"Karadeniz'den palamut fışkırıyor" diye haberler yapılıyor. Balık teknelerinde çekilen görüntülerde denizden palamut fışkırıyor! İzlerken "Hay maşallah" dedim. Beşiktaş Çarşı'da balıkçıya gittim tanesi 60 liradan palamut aldım!
Bazı market zincirleri kampanya yaptı, küçük ya da orta boy palamutları tanesi 20 liradan sattılar ama izdiham oldu!
Çocukken çok iyi hatırlıyorum, denizden istavrit, hamsi, palamut fışkırınca seyyar balıkçılar mahalle mahalle dolaşırdı ve ucuza balık satarlardı.
Balık yemekten sıkılır "Anne yine mi balık yaptın?" diye söylenirdik. Yani balık bol oldu mu denizin bereketinden herkes kazanır, halk balığa doyardı.
Elbette şimdi enflasyon yüksek, mazot pahalı, balığı avlayan da satan da parasını kazanacak, lakin balık denizden fışkırıyorsa en azından bundan dar gelirli faydalanmalı!
TEZGÂHTA PAHALI!
Halde 10-15 lira olan palamut büyük şehirlerdeki balıkçıda büyüklüğüne göre neden 50-70-85 lira?
Şimdi soğuk hava depolarını balıkla doldurup, balık akını bitince de yüksek fiyattan satacak fırsatçılar da olacak!
Balık halleri, soğuk hava depoları ve balıkçı tezgâhları denetlenmeli! Palamut halden kaça çıkıyor, fırsatçılar kaça satıyor ortaya çıkar
Bu kadar da açgözlü, fırsatçı olmayın! Biraz vatandaş Omega- 3'ten faydalansın!
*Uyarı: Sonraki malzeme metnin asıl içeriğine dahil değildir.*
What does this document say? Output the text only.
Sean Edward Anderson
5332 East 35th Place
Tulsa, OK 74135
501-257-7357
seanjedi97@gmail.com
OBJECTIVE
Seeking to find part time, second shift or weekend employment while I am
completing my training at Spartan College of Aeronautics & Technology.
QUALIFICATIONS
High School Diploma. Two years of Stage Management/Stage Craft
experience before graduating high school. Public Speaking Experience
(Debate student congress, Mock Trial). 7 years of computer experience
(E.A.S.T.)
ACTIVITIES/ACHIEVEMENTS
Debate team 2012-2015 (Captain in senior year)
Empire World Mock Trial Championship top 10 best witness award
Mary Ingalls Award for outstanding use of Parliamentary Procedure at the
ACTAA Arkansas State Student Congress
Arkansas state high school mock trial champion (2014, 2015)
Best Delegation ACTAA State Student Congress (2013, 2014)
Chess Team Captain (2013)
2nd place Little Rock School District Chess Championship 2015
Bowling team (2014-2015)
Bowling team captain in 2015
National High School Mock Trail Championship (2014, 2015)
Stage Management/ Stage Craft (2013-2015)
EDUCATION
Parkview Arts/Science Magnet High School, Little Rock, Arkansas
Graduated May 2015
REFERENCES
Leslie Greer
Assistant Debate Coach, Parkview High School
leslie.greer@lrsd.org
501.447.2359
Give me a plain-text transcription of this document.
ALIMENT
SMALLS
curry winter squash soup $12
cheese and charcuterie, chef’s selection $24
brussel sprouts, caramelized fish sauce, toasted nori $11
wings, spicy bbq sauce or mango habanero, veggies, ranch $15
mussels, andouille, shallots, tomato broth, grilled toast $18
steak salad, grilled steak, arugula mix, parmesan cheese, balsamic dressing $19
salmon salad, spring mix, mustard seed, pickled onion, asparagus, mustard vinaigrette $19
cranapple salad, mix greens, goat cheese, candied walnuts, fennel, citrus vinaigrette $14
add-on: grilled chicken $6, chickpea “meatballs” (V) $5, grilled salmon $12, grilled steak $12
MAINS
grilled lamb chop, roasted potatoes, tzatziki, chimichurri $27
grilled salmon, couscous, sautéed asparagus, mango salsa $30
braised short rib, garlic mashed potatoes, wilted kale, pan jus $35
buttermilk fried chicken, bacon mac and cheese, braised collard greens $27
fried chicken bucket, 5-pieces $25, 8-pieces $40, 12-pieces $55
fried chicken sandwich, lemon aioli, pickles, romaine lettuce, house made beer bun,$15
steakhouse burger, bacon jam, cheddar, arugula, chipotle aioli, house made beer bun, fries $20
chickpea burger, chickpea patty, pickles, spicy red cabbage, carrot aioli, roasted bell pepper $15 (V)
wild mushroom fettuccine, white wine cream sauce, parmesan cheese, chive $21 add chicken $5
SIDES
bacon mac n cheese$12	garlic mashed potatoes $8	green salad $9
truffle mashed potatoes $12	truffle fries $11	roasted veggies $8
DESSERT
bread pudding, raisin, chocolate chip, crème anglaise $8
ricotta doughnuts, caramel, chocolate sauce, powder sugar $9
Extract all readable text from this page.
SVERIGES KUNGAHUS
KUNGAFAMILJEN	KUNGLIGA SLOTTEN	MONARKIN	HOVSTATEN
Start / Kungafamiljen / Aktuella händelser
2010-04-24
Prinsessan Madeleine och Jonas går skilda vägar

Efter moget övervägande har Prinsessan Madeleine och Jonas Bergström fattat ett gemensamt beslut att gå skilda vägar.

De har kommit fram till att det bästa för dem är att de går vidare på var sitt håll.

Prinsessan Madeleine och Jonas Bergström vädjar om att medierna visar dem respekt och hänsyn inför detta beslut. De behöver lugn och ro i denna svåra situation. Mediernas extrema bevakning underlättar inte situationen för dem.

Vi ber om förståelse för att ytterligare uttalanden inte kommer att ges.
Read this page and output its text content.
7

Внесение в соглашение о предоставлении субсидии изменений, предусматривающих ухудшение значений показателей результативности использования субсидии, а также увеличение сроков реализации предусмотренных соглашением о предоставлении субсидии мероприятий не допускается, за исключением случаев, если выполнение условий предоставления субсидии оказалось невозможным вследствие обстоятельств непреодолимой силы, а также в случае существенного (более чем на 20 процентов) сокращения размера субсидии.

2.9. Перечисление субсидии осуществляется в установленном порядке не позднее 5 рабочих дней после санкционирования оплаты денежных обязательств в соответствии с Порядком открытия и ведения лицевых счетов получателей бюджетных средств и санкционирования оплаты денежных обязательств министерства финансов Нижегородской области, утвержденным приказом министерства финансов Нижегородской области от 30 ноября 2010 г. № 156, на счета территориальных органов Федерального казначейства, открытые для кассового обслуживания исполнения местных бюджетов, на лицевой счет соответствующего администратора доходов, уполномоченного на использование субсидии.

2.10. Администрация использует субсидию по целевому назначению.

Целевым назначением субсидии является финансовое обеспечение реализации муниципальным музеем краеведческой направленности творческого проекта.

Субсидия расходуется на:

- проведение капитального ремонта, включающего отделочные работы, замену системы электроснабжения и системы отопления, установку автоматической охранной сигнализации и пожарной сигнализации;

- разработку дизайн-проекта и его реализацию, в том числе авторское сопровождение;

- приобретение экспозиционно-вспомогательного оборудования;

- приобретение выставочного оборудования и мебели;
Çocukların zihni açılsın!
***
YAZIK OLMUŞ FATİH TERİM'E!
Fatih Terim, başta UEFA şampiyonluğu olmak üzere kazandığı kupalarla en başarılı teknik direktörlerimizden biri. İnişleriyle, çıkışlarıyla hayatı hep mücadele içinde geçmiş. İtalya macerasıyla zirveye çıkmış.
Kavgacı ve karizmatik kişiliğiyle hep gündem olmuş. Hani "Hayatımı anlatsam roman olur" derler ya, Terim'in hayatından futbolun ansiklopedisi çıkar!
Ama bu çarpıcı hayat hikâyesi 'Terim' belgeselinde yapımcı ve yönetmen tarafından resmen ziyan edilmiş.
İzlerken "Yok artık bu kadar da abartılı güzelleme olmaz" diyorsunuz. Bu 'Terim güzellemesinde' yorumda bulunan değerli futbolcular, yorumcular, yazarlar ortaya çıkan işi izleyince ne düşündüler çok merak ediyorum. Eminim bazıları kendini kötü hissetmiştir!
BİRÇOK HATA VAR
Belgeselin kurgusunda, kronolojisinde, kullanılan maç görüntüleri ile anlatılanlar arasında bile birçok hata var.
Özellikle bazı tarihi maçlarda FETÖ firarisi Hakan Şükür'ün attığı goller çıkarılınca belgesel trajikomik bir hal alıyor.
Elbette Şükür, bu ülkeye ihanet eden ve kaçan biri ama Terim ve UEFA Kupası başarısı anlatılırken futbolcu Şükür'ün gollerini makaslamak trajikomik olmuş.
Örneğin Hitler en zalim diktatörlerden biriydi. İçinde Hitler'in olmadığı bir II. Dünya Savaşı belgeseli var mı? Başarılı bir anlatıcı Şükür'ü de yaptığı büyük hataları kısaca özetler, golleri silmek gibi trajikomik bir sansüre gerek duymazdı.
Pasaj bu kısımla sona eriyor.